As the song sums up words of Jesus from Matthew’s Gospel, “His eye is on the sparrow, and I know he watches me.”
Remembrance Sunday is a needed reminder to us as Christians that, even if our finite human memories can’t remember all of it, we need to hear the groaning of suffering and sacrifice. If we become indifferent to it, then how can we become those peacemakers whom Jesus says will be called sons of God.
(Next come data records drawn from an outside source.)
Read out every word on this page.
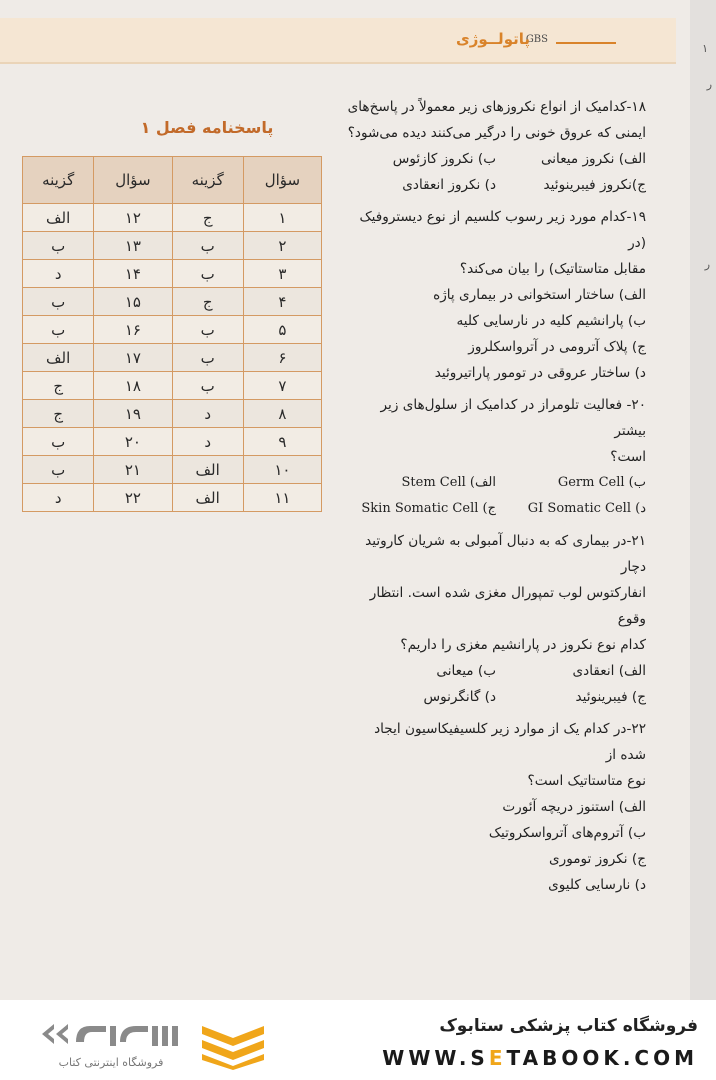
GBS
پاتولــوژی
۱
ر
ر
پاسخنامه فصل ۱
سؤال	گزینه	سؤال	گزینه
۱	ج	۱۲	الف
۲	ب	۱۳	ب
۳	ب	۱۴	د
۴	ج	۱۵	ب
۵	ب	۱۶	ب
۶	ب	۱۷	الف
۷	ب	۱۸	ج
۸	د	۱۹	ج
۹	د	۲۰	ب
۱۰	الف	۲۱	ب
۱۱	الف	۲۲	د
۱۸-کدامیک از انواع نکروزهای زیر معمولاً در پاسخ‌های
ایمنی که عروق خونی را درگیر می‌کنند دیده می‌شود؟
الف) نکروز میعانی
ب) نکروز کازئوس
ج)نکروز فیبرینوئید
د) نکروز انعقادی
۱۹-کدام مورد زیر رسوب کلسیم از نوع دیستروفیک (در
مقابل متاستاتیک) را بیان می‌کند؟
الف) ساختار استخوانی در بیماری پاژه
ب) پارانشیم کلیه در نارسایی کلیه
ج) پلاک آترومی در آترواسکلروز
د) ساختار عروقی در تومور پاراتیروئید
۲۰- فعالیت تلومراز در کدامیک از سلول‌های زیر بیشتر
است؟
ب) Germ Cell
الف) Stem Cell
د) GI Somatic Cell
ج) Skin Somatic Cell
۲۱-در بیماری که به دنبال آمبولی به شریان کاروتید دچار
انفارکتوس لوب تمپورال مغزی شده است. انتظار وقوع
کدام نوع نکروز در پارانشیم مغزی را داریم؟
الف) انعقادی
ب) میعانی
ج) فیبرینوئید
د) گانگرنوس
۲۲-در کدام یک از موارد زیر کلسیفیکاسیون ایجاد شده از
نوع متاستاتیک است؟
الف) استنوز دریچه آئورت
ب) آتروم‌های آترواسکروتیک
ج) نکروز توموری
د) نارسایی کلیوی
فروشگاه اینترنتی کتاب
فروشگاه کتاب پزشکی ستابوک
WWW.SETABOOK.COM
Become part of the solution
At times the Christian Church has been complicit in the violence we remember on this day – waving flags and cheering on the bloodshed from the sidelines. Some have even questioned whether we should be commemorating a day like Remembrance Sunday. But it is important that we remember such momentous events, because, unlike God, we do have a tendency to forget. And unless we remember, the Church of Jesus Christ cannot be the people God always intended us to be. Peacemakers. Those who become part of the solution, rather than part of the problem.